Indiana University School of Medicine
NIEHS grantees and colleagues reported a mechanism by which epigenetics, which refers to changes in the way genetic information and proteins are expressed without directly changing the sequence of DNA, may be involved in inflammation-induced tumor development. The team found that epigenetic alterations initiated by inflammation and proteins that correct mismatched base pairs after DNA replication may prevent the expression of tumor suppressor genes.
In mice, the researchers observed that the loss of a specific mismatch repair protein, MutS homolog 2, put an end to the epigenetic alterations observed in inflammation-induced tumors. In addition, they found that tumors induced by inflammation had higher methylation at DNA regions associated with tumor suppressor genes compared with tumors not induced by inflammation.

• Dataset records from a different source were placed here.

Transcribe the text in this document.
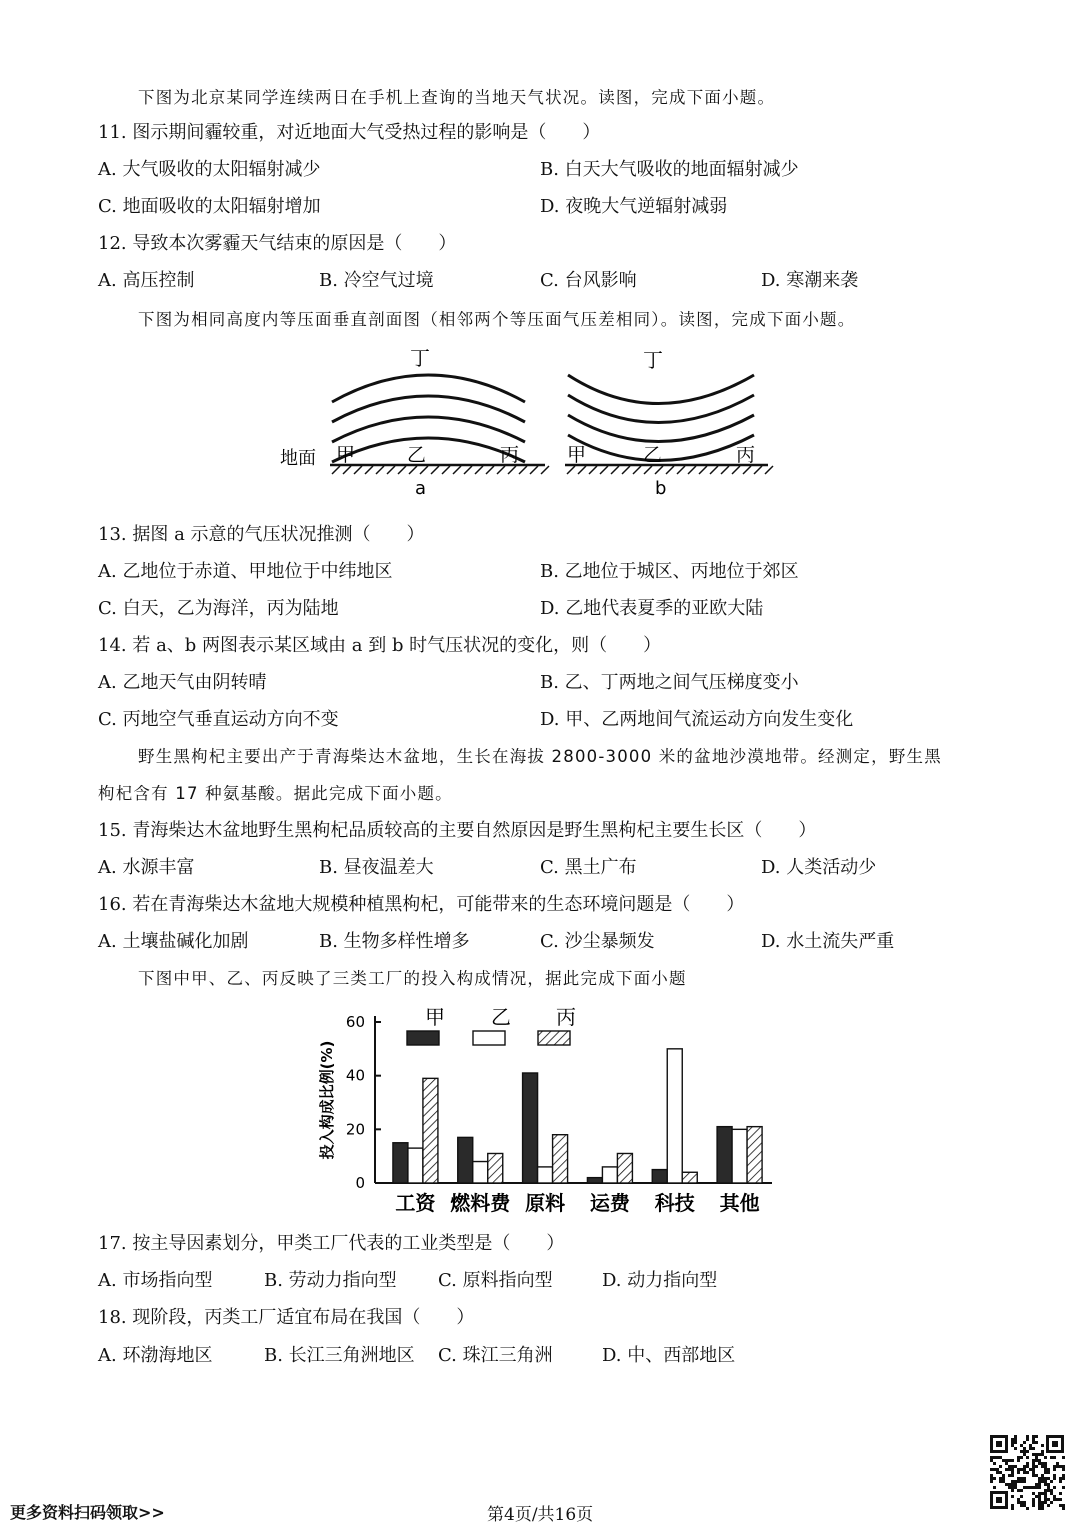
下图为北京某同学连续两日在手机上查询的当地天气状况。读图，完成下面小题。
11. 图示期间霾较重，对近地面大气受热过程的影响是（　　）
A. 大气吸收的太阳辐射减少	B. 白天大气吸收的地面辐射减少
C. 地面吸收的太阳辐射增加	D. 夜晚大气逆辐射减弱
12. 导致本次雾霾天气结束的原因是（　　）
A. 高压控制	B. 冷空气过境	C. 台风影响	D. 寒潮来袭
下图为相同高度内等压面垂直剖面图（相邻两个等压面气压差相同）。读图，完成下面小题。
地面
丁	丁
甲	乙	丙	甲	乙	丙
a	b
13. 据图 a 示意的气压状况推测（　　）
A. 乙地位于赤道、甲地位于中纬地区	B. 乙地位于城区、丙地位于郊区
C. 白天，乙为海洋，丙为陆地	D. 乙地代表夏季的亚欧大陆
14. 若 a、b 两图表示某区域由 a 到 b 时气压状况的变化，则（　　）
A. 乙地天气由阴转晴	B. 乙、丁两地之间气压梯度变小
C. 丙地空气垂直运动方向不变	D. 甲、乙两地间气流运动方向发生变化
野生黑枸杞主要出产于青海柴达木盆地，生长在海拔 2800-3000 米的盆地沙漠地带。经测定，野生黑
枸杞含有 17 种氨基酸。据此完成下面小题。
15. 青海柴达木盆地野生黑枸杞品质较高的主要自然原因是野生黑枸杞主要生长区（　　）
A. 水源丰富	B. 昼夜温差大	C. 黑土广布	D. 人类活动少
16. 若在青海柴达木盆地大规模种植黑枸杞，可能带来的生态环境问题是（　　）
A. 土壤盐碱化加剧	B. 生物多样性增多	C. 沙尘暴频发	D. 水土流失严重
下图中甲、乙、丙反映了三类工厂的投入构成情况，据此完成下面小题
投入构成比例(%)
0
20
40
60
工资 燃料费 原料 运费 科技 其他
甲 乙 丙
17. 按主导因素划分，甲类工厂代表的工业类型是（　　）
A. 市场指向型	B. 劳动力指向型 C. 原料指向型	D. 动力指向型
18. 现阶段，丙类工厂适宜布局在我国（　　）
A. 环渤海地区	B. 长江三角洲地区 C. 珠江三角洲	D. 中、西部地区
更多资料扫码领取>>	第4页/共16页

The team reported that genes with increased DNA methylation exhibited reduced expression at time points that coincided with peak levels of DNA damage associated with inflammation. DNA regions with increased methylation were consistent between inflammation-induced tumors from different mice, suggesting a similarity in the genes whose expression is regulated by DNA methylation.

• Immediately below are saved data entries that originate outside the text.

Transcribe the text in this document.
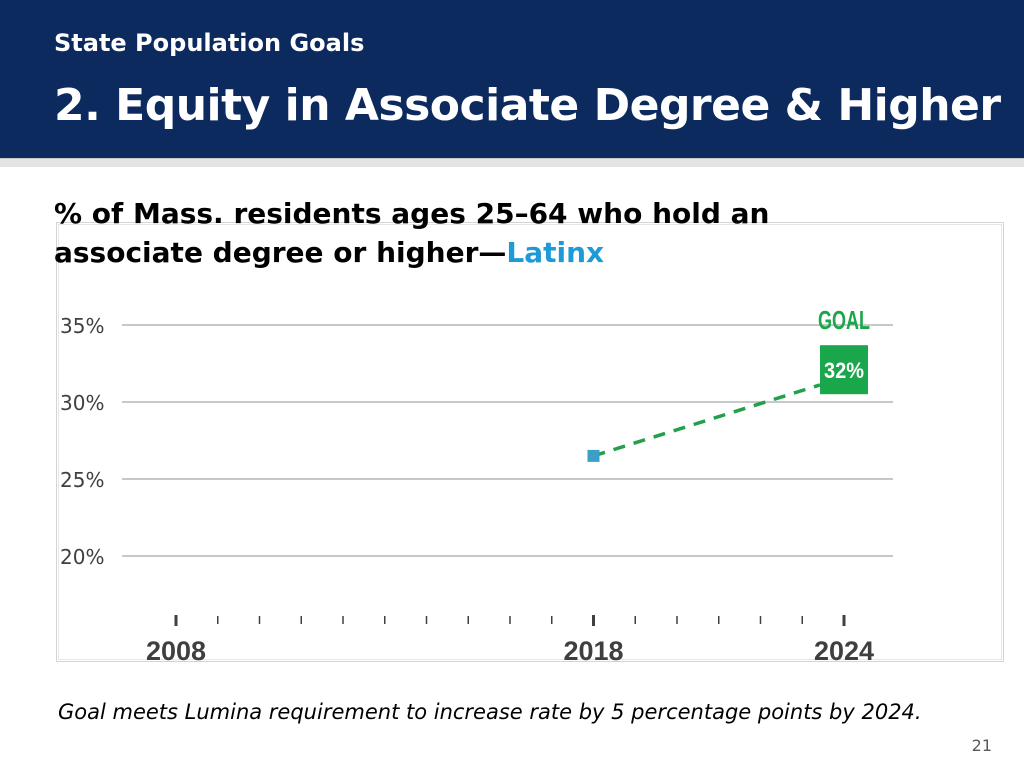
State Population Goals
2. Equity in Associate Degree & Higher
% of Mass. residents ages 25–64 who hold an associate degree or higher—Latinx
20%
25%
30%
35%
2008	2018	2024
32%
GOAL
Goal meets Lumina requirement to increase rate by 5 percentage points by 2024.
21
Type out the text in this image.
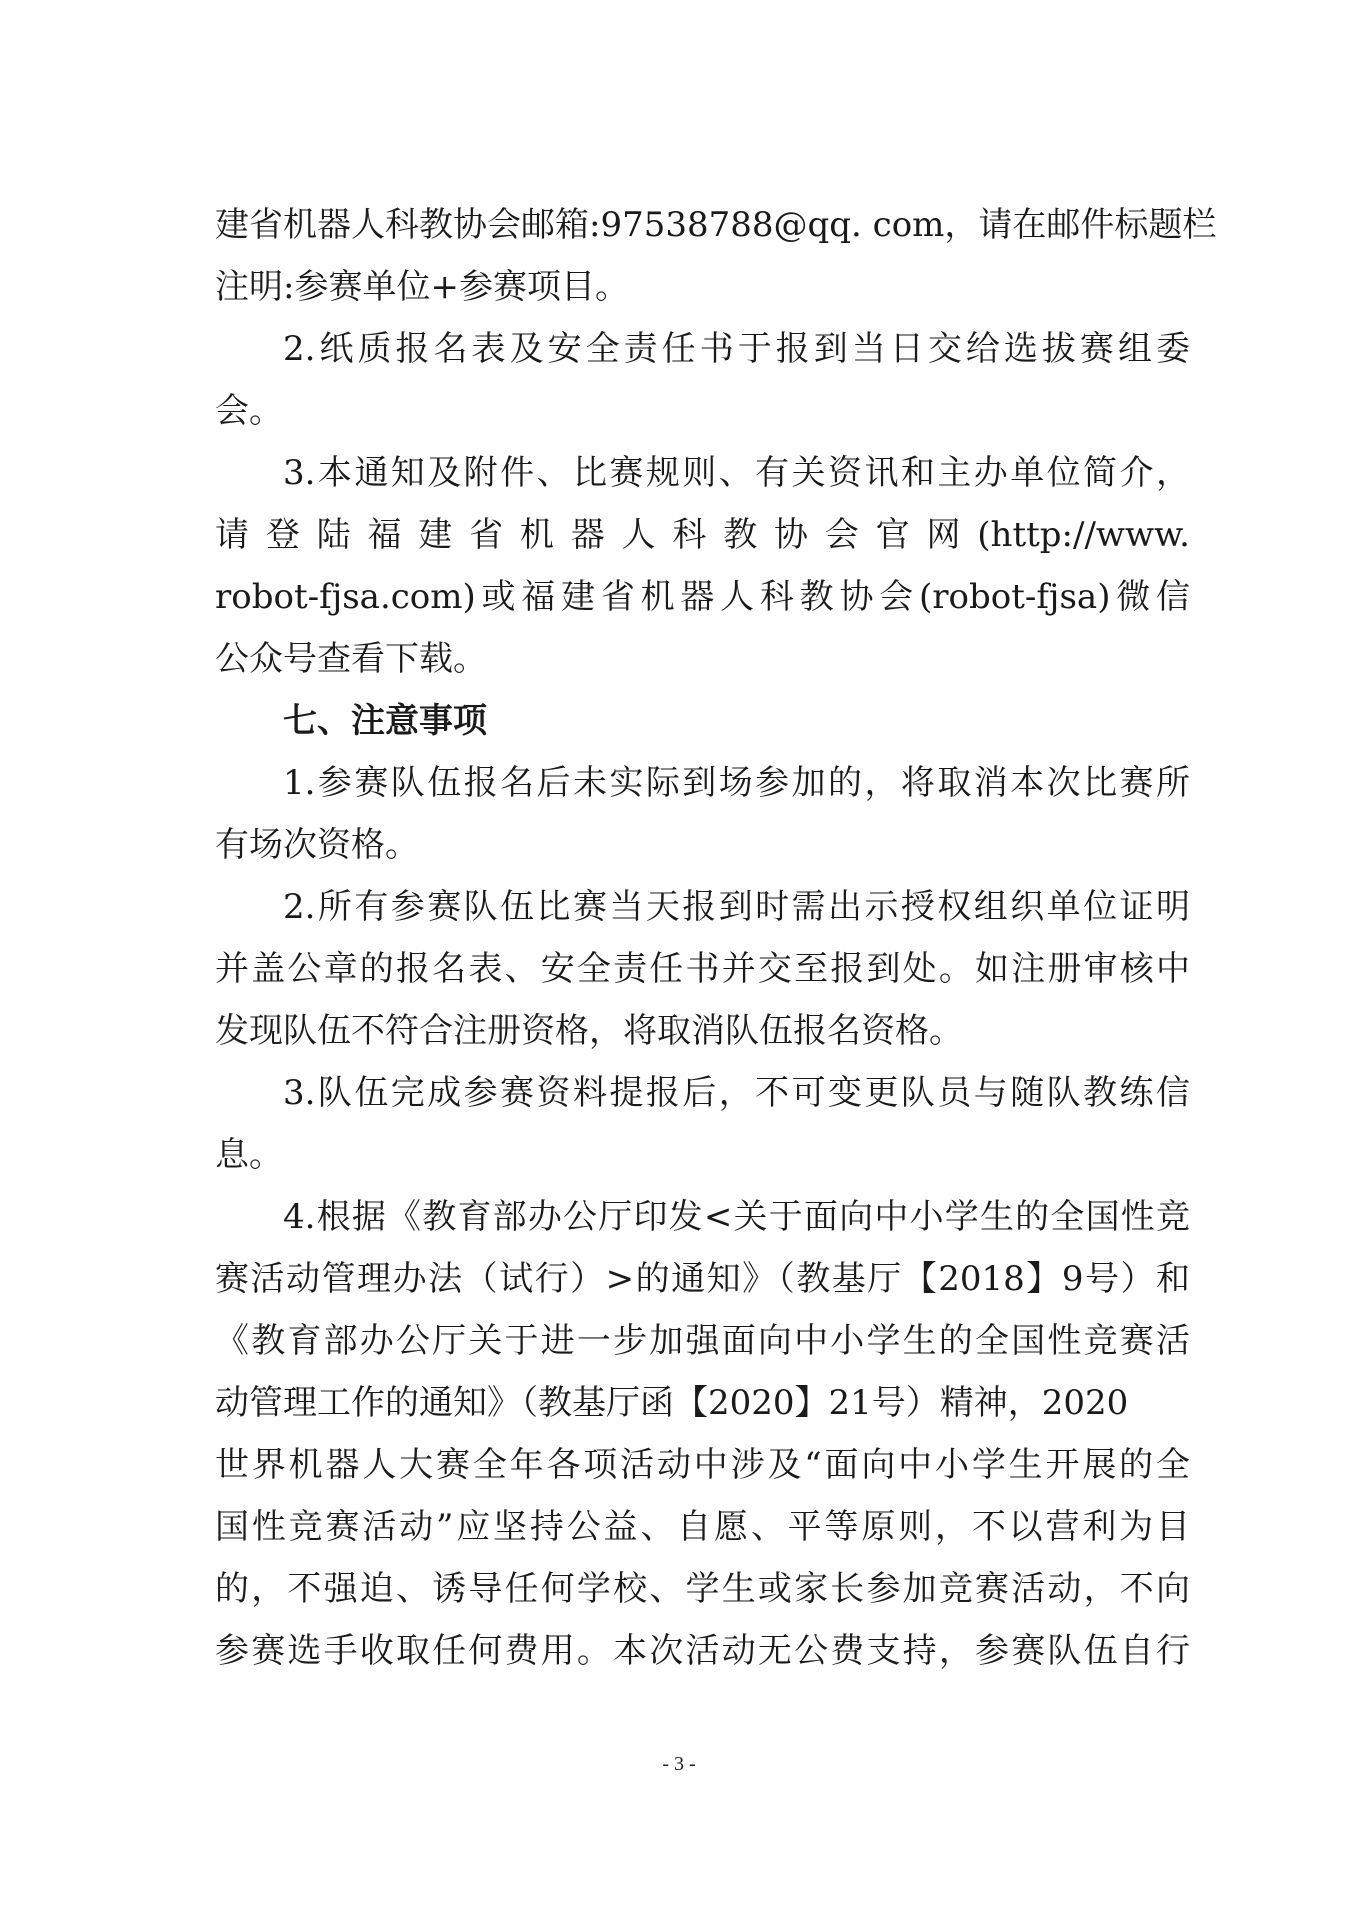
建省机器人科教协会邮箱:97538788@qq. com，请在邮件标题栏
注明:参赛单位+参赛项目。
2.纸质报名表及安全责任书于报到当日交给选拔赛组委
会。
3.本通知及附件、比赛规则、有关资讯和主办单位简介，
请登陆福建省机器人科教协会官网(http://www.
robot-fjsa.com)或福建省机器人科教协会(robot-fjsa)微信
公众号查看下载。
七、注意事项
1.参赛队伍报名后未实际到场参加的，将取消本次比赛所
有场次资格。
2.所有参赛队伍比赛当天报到时需出示授权组织单位证明
并盖公章的报名表、安全责任书并交至报到处。如注册审核中
发现队伍不符合注册资格，将取消队伍报名资格。
3.队伍完成参赛资料提报后，不可变更队员与随队教练信
息。
4.根据《教育部办公厅印发<关于面向中小学生的全国性竞
赛活动管理办法（试行）>的通知》（教基厅【2018】9号）和
《教育部办公厅关于进一步加强面向中小学生的全国性竞赛活
动管理工作的通知》（教基厅函【2020】21号）精神，2020
世界机器人大赛全年各项活动中涉及“面向中小学生开展的全
国性竞赛活动”应坚持公益、自愿、平等原则，不以营利为目
的，不强迫、诱导任何学校、学生或家长参加竞赛活动，不向
参赛选手收取任何费用。本次活动无公费支持，参赛队伍自行
- 3 -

Approximately 25 percent of all cancers are associated with chronic inflammation. According to the authors, understanding these mechanisms may help the scientific community therapeutically target inflammation-induced epigenetic changes and potentially reduce cancer risk in people with chronic inflammatory diseases.
Citation: Maiuri AR, Peng M, Sriramkumar S, Kamplain CM, DeStefano Shields CE, Sears CL, O'Hagan HM. 2017. Mismatch repair proteins initiate epigenetic alterations during inflammation-driven tumorigenesis. Cancer Res 77(13):3467-3478.